Democrats on a House Natural Resources panel got a lesson in full-tackle politics Tuesday when only two members of the majority showed up to a hearing and Republicans shut it down before witnesses spoke.

After opening statements from the chairman and ranking member of the panel’s Oversight and Investigations Subcommittee, Rep. Louie Gohmert of Texas successfully moved to adjourn, a measure Republicans agreed to by a vote of 4-2.

The hearing, which resumed after some Democrats returned, was officially titled “The Denial Playbook: How Industries Manipulate Science and Policy from Climate Change to Public Health” — which caused Republicans to bristle.


“It appears today’s hearing topic is well outside our jurisdiction,” Gohmert said. “It can be inferred from the hearing’s title there’s industry denial about climate change.”

GOP Reps. Paul Gosar of Arizona and Mike Johnson of Louisiana, as well as Del. Jenniffer González-Colón of Puerto Rico, joined Gohmert in voting to adjourn. Subcommittee Chairman TJ Cox of California and Rep. Debbie Dingell of Michigan voted against the motion.

Democrats organized the hearing to draw parallels between how fossil fuel industries have denied climate science and how the National Football League, large pharmaceutical firms and the tobacco sector backed efforts to sow doubt about science that could negatively impact their reputations and finances.

“Each of these cases is a variation of the playbook perfected by the tobacco industry,” said David Michaels, a professor at George Washington University and the author of “Doubt Is Their Product: How Industry’s Assault on Science Threatens Your Health.”

Republicans said the topics were matters for other House committees to take up.

In a statement sent after the hearing, Kristina Baum, a spokeswoman for Republicans on the committee, said the committee does not “have jurisdiction over EPA, the Clean Air Act, the Clean Water Act, clean energy, or even climate science.”

Committee Republicans had been properly notified about the hearing plans with adequate time, a Democratic staffer said.

The Democrats brought four witnesses to the hearing, including former NFL linebacker Chris Borland, who is critical of the league’s work to muddle the connections between head injuries and football. 

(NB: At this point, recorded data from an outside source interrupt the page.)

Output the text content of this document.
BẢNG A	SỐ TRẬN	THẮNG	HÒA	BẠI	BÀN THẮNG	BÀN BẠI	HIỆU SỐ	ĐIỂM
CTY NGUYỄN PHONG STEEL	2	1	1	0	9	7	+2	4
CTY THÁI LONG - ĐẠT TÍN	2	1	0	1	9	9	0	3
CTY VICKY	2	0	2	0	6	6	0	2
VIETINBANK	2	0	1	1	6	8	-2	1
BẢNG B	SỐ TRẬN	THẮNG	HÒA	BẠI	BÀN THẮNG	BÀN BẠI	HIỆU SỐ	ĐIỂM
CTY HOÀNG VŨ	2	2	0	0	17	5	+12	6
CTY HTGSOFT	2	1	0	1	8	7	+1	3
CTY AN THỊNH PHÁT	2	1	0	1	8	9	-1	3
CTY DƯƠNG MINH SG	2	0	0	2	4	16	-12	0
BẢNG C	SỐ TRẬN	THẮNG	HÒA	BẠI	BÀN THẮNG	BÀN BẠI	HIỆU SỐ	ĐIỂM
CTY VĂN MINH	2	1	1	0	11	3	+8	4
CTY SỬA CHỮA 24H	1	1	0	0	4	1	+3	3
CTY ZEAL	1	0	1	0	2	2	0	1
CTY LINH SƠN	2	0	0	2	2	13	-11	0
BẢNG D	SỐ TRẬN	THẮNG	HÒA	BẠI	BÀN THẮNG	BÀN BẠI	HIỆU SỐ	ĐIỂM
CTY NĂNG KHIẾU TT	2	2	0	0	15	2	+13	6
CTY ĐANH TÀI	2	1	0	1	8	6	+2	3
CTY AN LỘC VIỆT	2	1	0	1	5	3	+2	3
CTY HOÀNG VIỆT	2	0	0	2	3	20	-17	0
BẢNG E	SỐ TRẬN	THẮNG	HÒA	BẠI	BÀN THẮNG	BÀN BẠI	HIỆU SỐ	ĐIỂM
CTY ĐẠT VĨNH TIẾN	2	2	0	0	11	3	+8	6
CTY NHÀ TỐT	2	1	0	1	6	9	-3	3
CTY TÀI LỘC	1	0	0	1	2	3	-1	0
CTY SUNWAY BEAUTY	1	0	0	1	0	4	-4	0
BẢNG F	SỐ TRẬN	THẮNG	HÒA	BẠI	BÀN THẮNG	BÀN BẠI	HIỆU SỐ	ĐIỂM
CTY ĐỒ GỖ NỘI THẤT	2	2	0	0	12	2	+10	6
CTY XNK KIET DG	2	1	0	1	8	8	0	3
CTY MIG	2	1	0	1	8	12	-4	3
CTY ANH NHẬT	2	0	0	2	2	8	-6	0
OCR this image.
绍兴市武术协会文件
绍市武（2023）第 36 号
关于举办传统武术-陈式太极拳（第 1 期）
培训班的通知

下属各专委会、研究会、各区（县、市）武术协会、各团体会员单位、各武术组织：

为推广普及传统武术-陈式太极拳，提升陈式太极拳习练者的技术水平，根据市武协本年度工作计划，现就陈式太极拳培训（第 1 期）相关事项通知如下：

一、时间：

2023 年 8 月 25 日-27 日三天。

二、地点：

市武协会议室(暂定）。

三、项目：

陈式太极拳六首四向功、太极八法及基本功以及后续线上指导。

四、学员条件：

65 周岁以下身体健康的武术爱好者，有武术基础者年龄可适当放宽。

The Republicans did not offer any witnesses. It was the Republicans’ plan to vote immediately to end the hearing all along, according to a Democratic staffer.

“It’s going to be hard to recalibrate that same hearing again,” Rep. Raúl M. Grijalva, chairman of the full committee, said in a brief interview. “There’ll be others. We’ve had a bunch, especially on other things that are more top drawer.”

After Cox resumed the hearing, he said the Republican walkout epitomized obstructionism on climate change.

“I don’t think we could offer a better example of climate denial,” Cox said of the maneuver.

Jael Holzman contributed to this report.